Zweitens verringert diese Lösung, indem sie der nationalen Regierung des Landes, in dem das insolvente Institut seinen Sitz hat, die Entscheidungsgewalt nimmt, die von die Lobbymacht der amtierenden Banker ausgehenden potenziellen Störungen. Würden Sie es der griechischen Regierung zutrauen, eine griechische Bank nach ihrer Übernahme durch den Staat in korruptionsfreier Weise zu betreiben? Der IWF wäre die bessere Lösung.
Und schließlich wären dank des Engagements des IWF auch weniger hoch entwickelte Länder in der Lage, zur Bewältigung des Problems besten internationalen Sachverstand zu nutzen. Wenn eine Ölpest in Haiti den Golf von Mexiko bedrohen würde, wären Sie dann nicht auch dafür, dass bei dem Versuch, diese einzudämmen, beste Technologie (und nicht nur die beste in Haiti zur Verfügung stehende Technologie) zum Einsatz kommt?
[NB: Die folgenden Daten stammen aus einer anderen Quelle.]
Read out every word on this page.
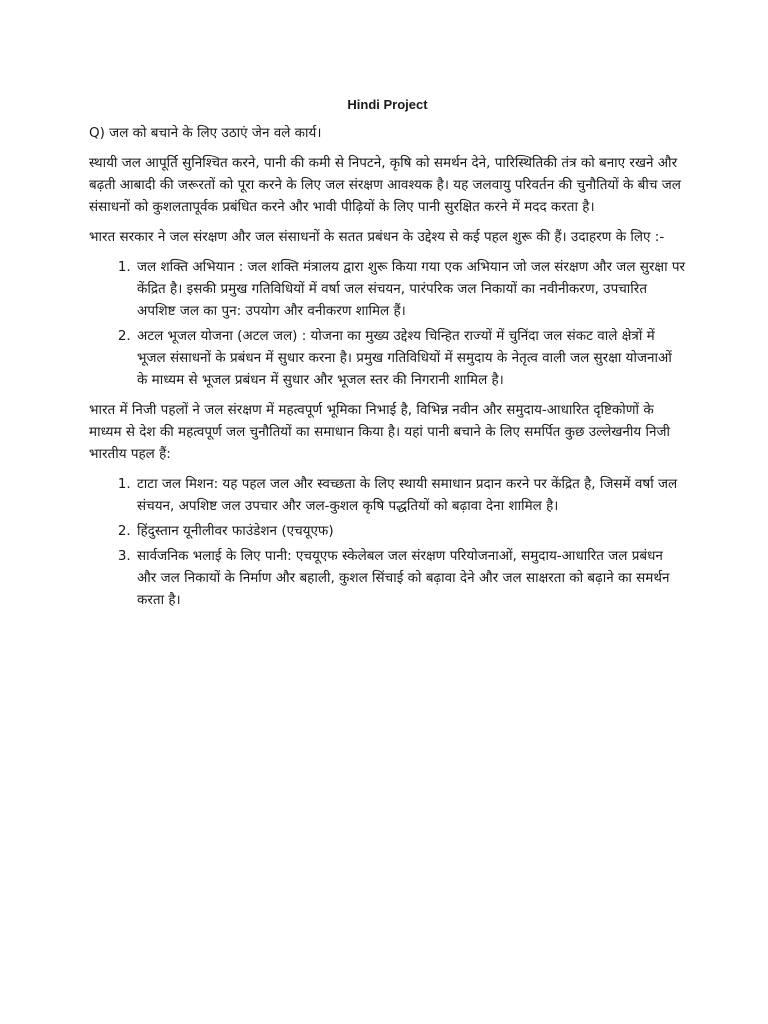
Hindi Project
Q) जल को बचाने के लिए उठाएं जेन वले कार्य।

स्थायी जल आपूर्ति सुनिश्चित करने, पानी की कमी से निपटने, कृषि को समर्थन देने, पारिस्थितिकी तंत्र को बनाए रखने और बढ़ती आबादी की जरूरतों को पूरा करने के लिए जल संरक्षण आवश्यक है। यह जलवायु परिवर्तन की चुनौतियों के बीच जल संसाधनों को कुशलतापूर्वक प्रबंधित करने और भावी पीढ़ियों के लिए पानी सुरक्षित करने में मदद करता है।

भारत सरकार ने जल संरक्षण और जल संसाधनों के सतत प्रबंधन के उद्देश्य से कई पहल शुरू की हैं। उदाहरण के लिए :-

1. जल शक्ति अभियान : जल शक्ति मंत्रालय द्वारा शुरू किया गया एक अभियान जो जल संरक्षण और जल सुरक्षा पर केंद्रित है। इसकी प्रमुख गतिविधियों में वर्षा जल संचयन, पारंपरिक जल निकायों का नवीनीकरण, उपचारित अपशिष्ट जल का पुन: उपयोग और वनीकरण शामिल हैं।
2. अटल भूजल योजना (अटल जल) : योजना का मुख्य उद्देश्य चिन्हित राज्यों में चुनिंदा जल संकट वाले क्षेत्रों में भूजल संसाधनों के प्रबंधन में सुधार करना है। प्रमुख गतिविधियों में समुदाय के नेतृत्व वाली जल सुरक्षा योजनाओं के माध्यम से भूजल प्रबंधन में सुधार और भूजल स्तर की निगरानी शामिल है।

भारत में निजी पहलों ने जल संरक्षण में महत्वपूर्ण भूमिका निभाई है, विभिन्न नवीन और समुदाय-आधारित दृष्टिकोणों के माध्यम से देश की महत्वपूर्ण जल चुनौतियों का समाधान किया है। यहां पानी बचाने के लिए समर्पित कुछ उल्लेखनीय निजी भारतीय पहल हैं:

1. टाटा जल मिशन: यह पहल जल और स्वच्छता के लिए स्थायी समाधान प्रदान करने पर केंद्रित है, जिसमें वर्षा जल संचयन, अपशिष्ट जल उपचार और जल-कुशल कृषि पद्धतियों को बढ़ावा देना शामिल है।
2. हिंदुस्तान यूनीलीवर फाउंडेशन (एचयूएफ)
3. सार्वजनिक भलाई के लिए पानी: एचयूएफ स्केलेबल जल संरक्षण परियोजनाओं, समुदाय-आधारित जल प्रबंधन और जल निकायों के निर्माण और बहाली, कुशल सिंचाई को बढ़ावा देने और जल साक्षरता को बढ़ाने का समर्थन करता है।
Warum sollte es auf den Finanzmärkten anders sein?
Das letzte zu lösende Problem ist der Auslöser. Im Falle der US-Abwicklungsbehörde war dies eine sehr kontroverse Frage. Die Befürchtung war, dass mächtige Banken die Hilfe der nationalen Regierungen ausnutzen würden, indem sie zu schnell um Hilfe bitten.
Im internationalen Kontext lässt sich dieses Problem durch zwei Sicherungsvorkehrungen vermeiden. Erstens sind strikte Regeln, die die Aktionäre untergehen lassen und die langfristigen Gläubiger bestrafen, aus Sicht der Banker eine klare Abschreckung. Zweitens wären frühzeitige Interventionen für sie weniger attraktiv, weil die Intervention durch den IWF den Einfluss mächtiger inländischer Insider verringern würde. Der Auslöser sollte die nationale Regierung selbst sein. Sich in einem derartigen Fall internationaler Hilfe zu verweigern, wäre für jede Regierung, die es mit einem bedeutenden Bankenzusammenbruch zu tun hat, wahlpolitischer Selbstmord.
Es gibt einige wenige Bereiche, von denen bekannt ist, dass eine staatliche Intervention dort nützlich ist, und die Verringerung der verheerenden Auswirkungen eines Sturms auf eine Bank sind einer davon. Nur eine Regierung, die ausreichend mächtig ist – und zwar sowohl was gesetzliche Befugnis und Solvenz angeht – ist dazu in der Lage. Unglücklicherweise sind diese beiden Bedingungen in der internationalen Arena fast nie erfüllt. Den IWF zu ermächtigen, gescheiterte internationale Banken zu übernehmen, würde diese Lücke füllen – und unseren schlimmsten Albtraum vertreiben.